OK Steve, state your revised rule - rhyme, of course.
This response has been erased.
'i' before 'e' when the word rhymes with 'fee' except after 'c' and except, if you please, in 'seizure' and 'seize'
Thank you, John. Much better poetry than I could have done. The analysis is exactly as I stated.
Shucks. I really did want to hear Steve's try. But I can't deny that John's effort does scan well. Now I have to forget "i before e....."
Steve (srw), I've known people named Weinstein pronounced "Winesteen". Americans, not Germans, obviously. (But also not "Vineshtine" because it's English.)

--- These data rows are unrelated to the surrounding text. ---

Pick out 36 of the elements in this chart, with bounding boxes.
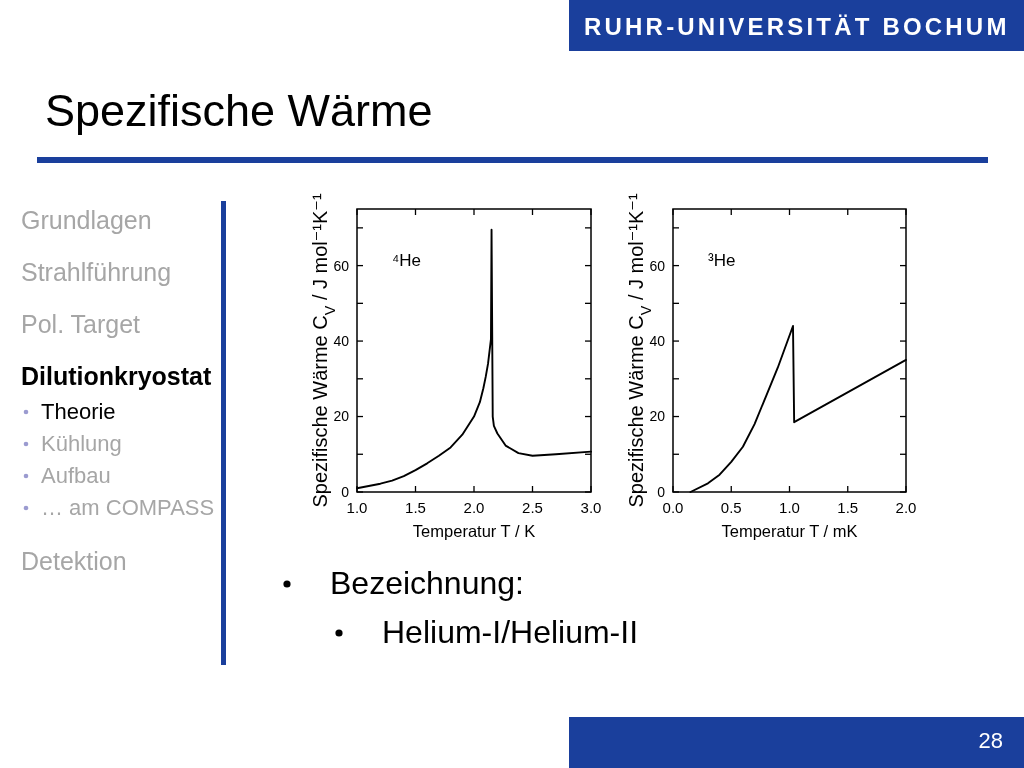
x-tick-label: 1.5 — [405, 499, 426, 516]
text: Kühlung — [41, 431, 122, 456]
y-tick-label: 0 — [657, 483, 666, 500]
text: Theorie — [41, 399, 116, 424]
y-tick-label: 20 — [333, 408, 350, 425]
y-tick-label: 60 — [649, 257, 666, 274]
y-tick-label: 20 — [649, 408, 666, 425]
x-axis-title: Temperatur T / K — [412, 522, 536, 540]
x-tick-label: 1.0 — [779, 499, 800, 516]
y-tick-label: 0 — [341, 483, 350, 500]
x-tick-label: 3.0 — [580, 499, 602, 516]
annotation: ⁴He — [392, 251, 422, 270]
text: Helium-I/Helium-II — [382, 614, 639, 650]
x-tick-label: 0.5 — [720, 499, 742, 516]
x-tick-label: 1.0 — [346, 499, 368, 516]
text: … am COMPASS — [41, 495, 215, 520]
x-tick-label: 2.5 — [522, 499, 543, 516]
x-tick-label: 2.0 — [895, 499, 917, 516]
y-tick-label: 40 — [649, 332, 666, 349]
annotation: ³He — [708, 251, 736, 270]
x-axis-title: Temperatur T / mK — [721, 522, 858, 540]
y-tick-label: 40 — [333, 332, 350, 349]
text: Strahlführung — [21, 258, 172, 286]
text: Detektion — [21, 547, 127, 575]
text: Aufbau — [41, 463, 111, 488]
text: Grundlagen — [21, 206, 152, 234]
x-tick-label: 1.5 — [837, 499, 859, 516]
text: Pol. Target — [21, 310, 141, 338]
text: Bezeichnung: — [330, 565, 524, 601]
text: RUHR-UNIVERSITÄT BOCHUM — [584, 13, 1010, 40]
y-tick-label: 60 — [333, 257, 350, 274]
text: Spezifische Wärme — [45, 85, 433, 136]
x-tick-label: 2.0 — [463, 499, 485, 516]
x-tick-label: 0.0 — [662, 499, 684, 516]
text: 28 — [978, 728, 1003, 753]
text: Dilutionkryostat — [21, 362, 212, 390]
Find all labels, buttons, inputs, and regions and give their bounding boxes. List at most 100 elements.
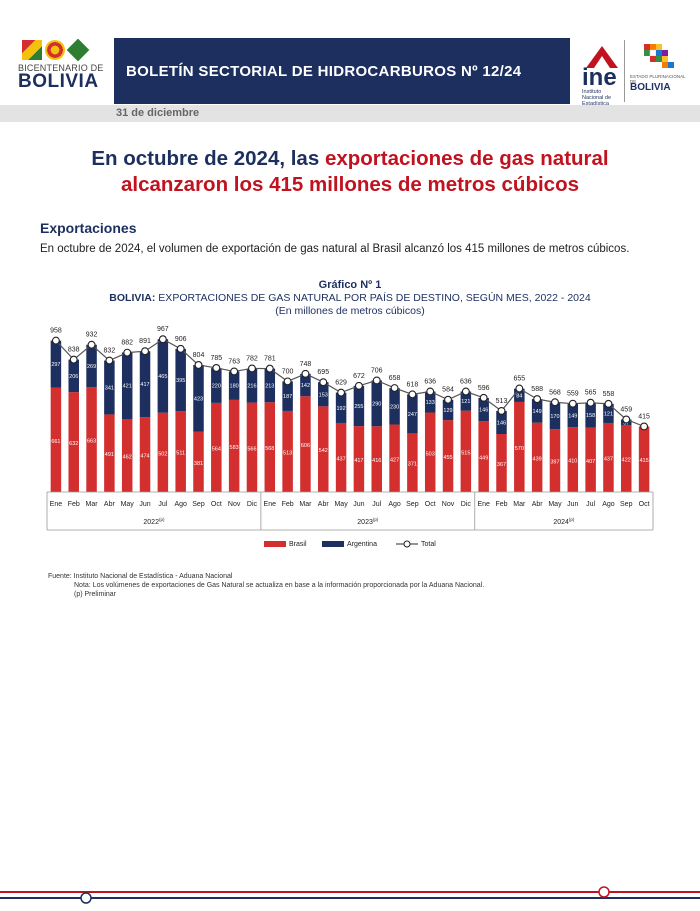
x-tick-label: Mar (86, 501, 99, 508)
total-label: 785 (210, 355, 222, 362)
bar-brasil (139, 417, 151, 492)
x-tick-label: Nov (228, 501, 241, 508)
total-label: 658 (389, 375, 401, 382)
bar-brasil (496, 434, 507, 492)
total-point (248, 364, 256, 373)
label-argentina: 187 (283, 394, 292, 400)
bicentenario-emblem-icon-3 (66, 38, 90, 62)
x-tick-label: Ago (388, 501, 401, 508)
total-point (533, 395, 542, 404)
label-argentina: 341 (105, 385, 114, 391)
bar-brasil (371, 426, 382, 492)
chart-number: Gráfico Nº 1 (318, 279, 382, 291)
total-label: 636 (460, 379, 472, 386)
bar-brasil (585, 427, 596, 492)
label-argentina: 297 (51, 362, 60, 368)
footer-left-icon (80, 892, 92, 904)
headline-part1: En octubre de 2024, las (91, 147, 325, 170)
total-label: 763 (228, 358, 240, 365)
exports-chart: 661 297 Ene 632 206 Feb 663 269 Mar 491 341 Abr 462 4… (46, 326, 654, 548)
label-brasil: 564 (212, 446, 221, 452)
total-label: 672 (353, 373, 365, 380)
x-tick-label: Nov (442, 501, 455, 508)
total-label: 629 (335, 380, 347, 387)
legend-label-brasil: Brasil (289, 541, 307, 548)
label-brasil: 568 (265, 446, 274, 452)
bar-argentina (442, 399, 454, 421)
legend-label-total: Total (421, 541, 436, 548)
label-brasil: 437 (604, 456, 613, 462)
x-tick-label: Dic (247, 501, 258, 508)
bar-brasil (531, 422, 543, 492)
bar-argentina (104, 360, 115, 415)
bar-argentina (549, 402, 561, 430)
bar-brasil (514, 401, 525, 492)
bar-brasil (157, 412, 169, 492)
section-title: Exportaciones (40, 220, 137, 236)
bar-brasil (603, 422, 614, 492)
label-argentina: 133 (426, 400, 435, 406)
bar-brasil (424, 412, 436, 492)
label-argentina: 142 (301, 383, 310, 389)
label-brasil: 439 (533, 456, 542, 462)
chart-header: Gráfico Nº 1 BOLIVIA: EXPORTACIONES DE G… (0, 279, 700, 317)
total-label: 891 (139, 338, 151, 345)
x-tick-label: Jul (158, 501, 167, 508)
total-point (212, 364, 221, 372)
label-argentina: 423 (194, 396, 203, 402)
bar-argentina (531, 399, 543, 423)
bar-brasil (335, 422, 347, 492)
total-label: 906 (175, 336, 187, 343)
label-brasil: 542 (319, 448, 328, 454)
year-label-sup: (p) (159, 517, 165, 522)
bar-argentina (86, 344, 97, 388)
bar-argentina (603, 403, 614, 423)
bar-argentina (460, 391, 472, 411)
total-point (604, 399, 613, 408)
total-label: 700 (282, 368, 294, 375)
bar-brasil (211, 402, 222, 492)
bar-brasil (460, 410, 472, 492)
x-tick-label: May (548, 501, 562, 508)
bar-argentina (424, 391, 436, 413)
total-point (622, 415, 631, 424)
bar-brasil (68, 392, 79, 492)
headline: En octubre de 2024, las exportaciones de… (0, 146, 700, 198)
total-label: 584 (442, 387, 454, 394)
label-brasil: 491 (105, 452, 114, 458)
bar-brasil (407, 433, 418, 492)
label-argentina: 230 (390, 404, 399, 410)
total-point (51, 336, 60, 345)
total-point (230, 367, 239, 376)
bolivia-logo-text: BOLIVIA (630, 82, 671, 93)
bar-argentina (353, 385, 365, 427)
bar-brasil (86, 387, 97, 492)
institution-logos: ine Instituto Nacional de Estadística ES… (578, 38, 688, 107)
label-argentina: 417 (140, 382, 149, 388)
total-point (354, 381, 363, 390)
bar-argentina (478, 397, 489, 422)
bar-argentina (157, 339, 169, 413)
total-point (105, 356, 114, 365)
total-label: 588 (531, 386, 543, 393)
label-argentina: 149 (533, 409, 542, 415)
x-tick-label: Ene (50, 501, 63, 508)
total-point (426, 387, 435, 396)
footer-right-icon (598, 886, 610, 898)
total-point (337, 388, 346, 397)
total-point (123, 348, 132, 357)
total-label: 804 (193, 352, 205, 359)
year-label-sup: (p) (569, 517, 575, 522)
chart-units: (En millones de metros cúbicos) (275, 305, 425, 317)
label-argentina: 465 (158, 374, 167, 380)
label-brasil: 511 (176, 451, 185, 457)
ine-mountain-icon (586, 46, 618, 68)
x-tick-label: Jun (353, 501, 364, 508)
label-argentina: 170 (550, 414, 559, 420)
bar-brasil (50, 387, 62, 492)
bulletin-title: BOLETÍN SECTORIAL DE HIDROCARBUROS Nº 12… (126, 62, 522, 80)
bar-argentina (264, 368, 276, 403)
x-tick-label: Abr (318, 501, 330, 508)
x-tick-label: Jun (139, 501, 150, 508)
bar-argentina (228, 371, 240, 400)
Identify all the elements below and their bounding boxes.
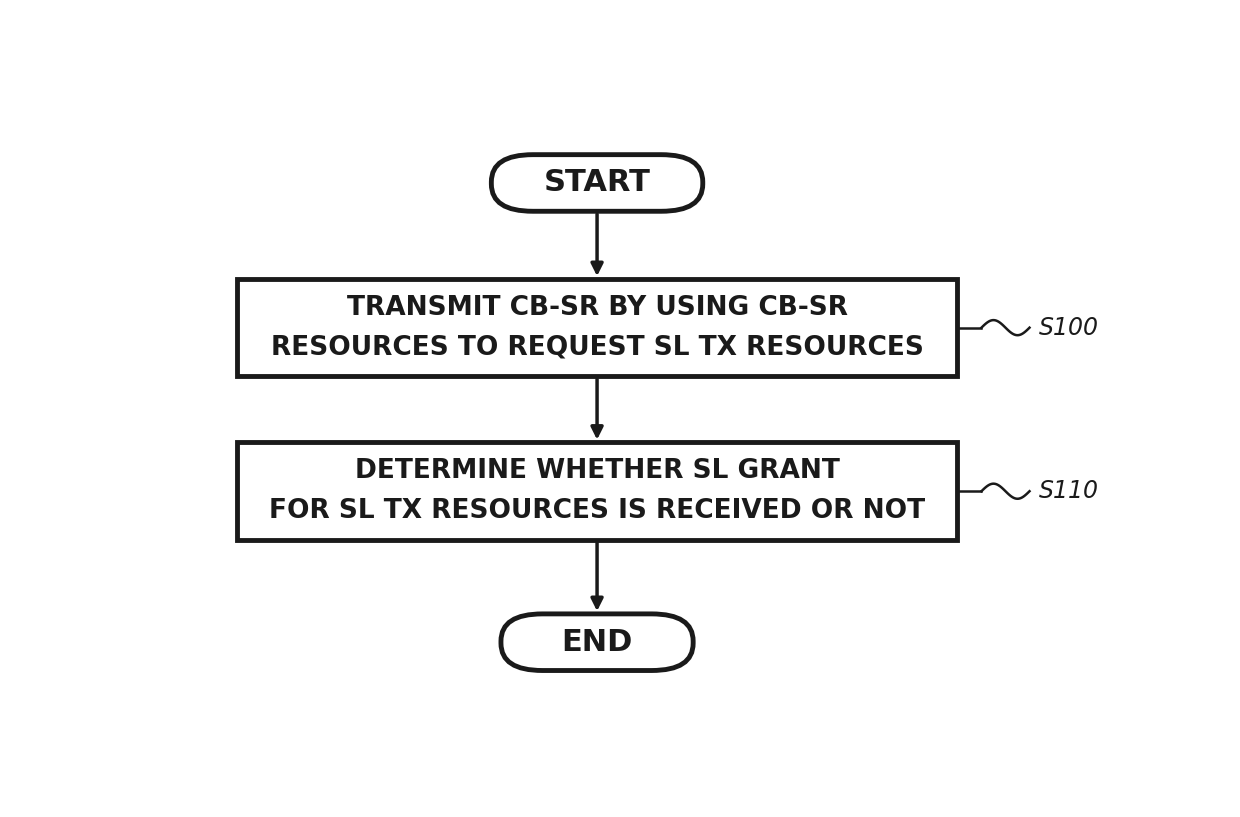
Text: S100: S100 bbox=[1039, 315, 1099, 340]
Bar bbox=[237, 279, 957, 377]
Text: TRANSMIT CB-SR BY USING CB-SR
RESOURCES TO REQUEST SL TX RESOURCES: TRANSMIT CB-SR BY USING CB-SR RESOURCES … bbox=[270, 295, 924, 360]
FancyBboxPatch shape bbox=[491, 154, 703, 212]
Text: START: START bbox=[543, 168, 651, 198]
Text: S110: S110 bbox=[1039, 480, 1099, 503]
FancyBboxPatch shape bbox=[501, 614, 693, 671]
Text: END: END bbox=[562, 627, 632, 657]
Bar bbox=[237, 443, 957, 540]
Text: DETERMINE WHETHER SL GRANT
FOR SL TX RESOURCES IS RECEIVED OR NOT: DETERMINE WHETHER SL GRANT FOR SL TX RES… bbox=[269, 458, 925, 525]
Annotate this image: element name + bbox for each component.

It is true that some families have changed the pronunciation of their surnames from the original German. And yes, in most cases the W is pronounced as in English, not German (my name sounds like "vice" in German). But these are corruptions, mostly due (i'd guess) to the fact that so many Americans could not pronounce their name properly, so they gave in.
As for the question, "Is it illogical or merely arbitrary?", I would answer, "Neither." The spellings were being fixed (by the simple act of writing them) just a bit before the Great Vowel Shift. I *think* a great many of the words that are spelled similarly *used* to be pronounced similarly. Of course, this does raise the question of why some words shifted but not others.
Are you suggesting that "ie" and "ei" used to be the same sound, or that all the "ie"s used to sound one way and all the "ei"s used to sound the other way? To hint at an answer to your last question, usually a sound shift will depend on its context. For instance, "drop the letter k, but _only before n_", giving us words like "knight" and "knife," but leaving "king" unchanged. Vowels might have shifted only around certain consonants, or on accented or unaccented syllables, or some such. That said, I don't actually know what contexts they shifted in.